Rodón harnessed this pitch to Chang a little better than the one that hit Pérez a few moments before, ending Rodón’s perfect-game bid.

The 27th Out

Rodón changed the approach he used in his first start against the Mariners, decreasing the use of his fastball. After throwing only three of seven changeups for strikes in five innings against Seattle, Rodón threw 19 of 26 for strikes against the Indians.

The fastball, which peaked at 99 MPH on the 110th of his 114 pitches, got Rodón 12 outs. The slider got him eight outs.

But it was the changeup, perhaps the last thrown a little higher than Rodón intended, that netted seven outs, including the final out of the ninth inning, Jordon Luplow’s hard ground ball to third base.

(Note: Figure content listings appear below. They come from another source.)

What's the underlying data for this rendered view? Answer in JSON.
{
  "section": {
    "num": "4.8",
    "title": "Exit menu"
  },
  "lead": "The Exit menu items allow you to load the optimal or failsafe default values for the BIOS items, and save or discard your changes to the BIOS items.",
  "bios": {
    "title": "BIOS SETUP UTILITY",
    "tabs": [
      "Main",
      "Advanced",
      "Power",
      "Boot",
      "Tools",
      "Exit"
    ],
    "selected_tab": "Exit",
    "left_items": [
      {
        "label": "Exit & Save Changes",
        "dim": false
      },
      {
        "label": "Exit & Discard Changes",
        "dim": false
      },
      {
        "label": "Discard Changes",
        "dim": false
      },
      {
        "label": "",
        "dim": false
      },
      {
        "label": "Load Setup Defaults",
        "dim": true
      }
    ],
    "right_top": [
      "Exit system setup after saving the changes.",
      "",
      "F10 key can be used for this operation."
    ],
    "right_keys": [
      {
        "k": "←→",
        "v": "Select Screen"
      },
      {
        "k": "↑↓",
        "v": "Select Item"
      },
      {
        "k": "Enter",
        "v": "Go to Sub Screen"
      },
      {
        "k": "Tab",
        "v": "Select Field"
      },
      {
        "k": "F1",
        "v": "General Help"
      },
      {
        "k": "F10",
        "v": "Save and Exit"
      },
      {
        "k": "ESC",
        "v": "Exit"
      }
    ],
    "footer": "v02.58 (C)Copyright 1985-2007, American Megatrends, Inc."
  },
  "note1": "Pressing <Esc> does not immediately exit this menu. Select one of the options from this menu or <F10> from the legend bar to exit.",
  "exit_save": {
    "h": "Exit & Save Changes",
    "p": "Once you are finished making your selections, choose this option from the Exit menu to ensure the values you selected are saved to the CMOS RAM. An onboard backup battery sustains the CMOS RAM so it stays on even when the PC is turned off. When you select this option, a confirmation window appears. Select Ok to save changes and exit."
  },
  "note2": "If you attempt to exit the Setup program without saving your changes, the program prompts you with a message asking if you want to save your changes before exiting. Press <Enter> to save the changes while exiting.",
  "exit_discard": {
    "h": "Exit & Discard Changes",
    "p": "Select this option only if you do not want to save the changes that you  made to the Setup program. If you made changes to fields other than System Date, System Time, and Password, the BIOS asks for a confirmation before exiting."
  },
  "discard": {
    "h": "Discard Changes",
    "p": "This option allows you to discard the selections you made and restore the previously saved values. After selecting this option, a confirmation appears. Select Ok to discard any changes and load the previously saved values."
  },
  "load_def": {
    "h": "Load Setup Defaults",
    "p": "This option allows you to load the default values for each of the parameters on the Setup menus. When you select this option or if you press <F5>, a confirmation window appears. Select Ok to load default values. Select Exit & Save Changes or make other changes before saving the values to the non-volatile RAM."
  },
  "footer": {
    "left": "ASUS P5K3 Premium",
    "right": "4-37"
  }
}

The changeup has never been a particularly effective pitch for Rodón. For his career, he’s thrown it for a strike only 53% of the time. But perhaps yesterday was a sign that it has turned a corner.

Maybe Rodón has too.


COMMENTS (2 Comments, most recent shown first)

Eddings is the ultimate in umpiring incompetence and of course I'm totally objective. That call hurts more than the Dave Henderson home run. At least he hit the ball. Pierzynski just took advantage of a stupid ruling.
11:42 PM Apr 28th
Nice little article. I'd be happy to see these treatments a "regular feature" after every no-hitter. I think in this case I would have told the story a little differently, as entering the 9th inning Rodon still had a perfect game intact, which is only obliquely mentioned here.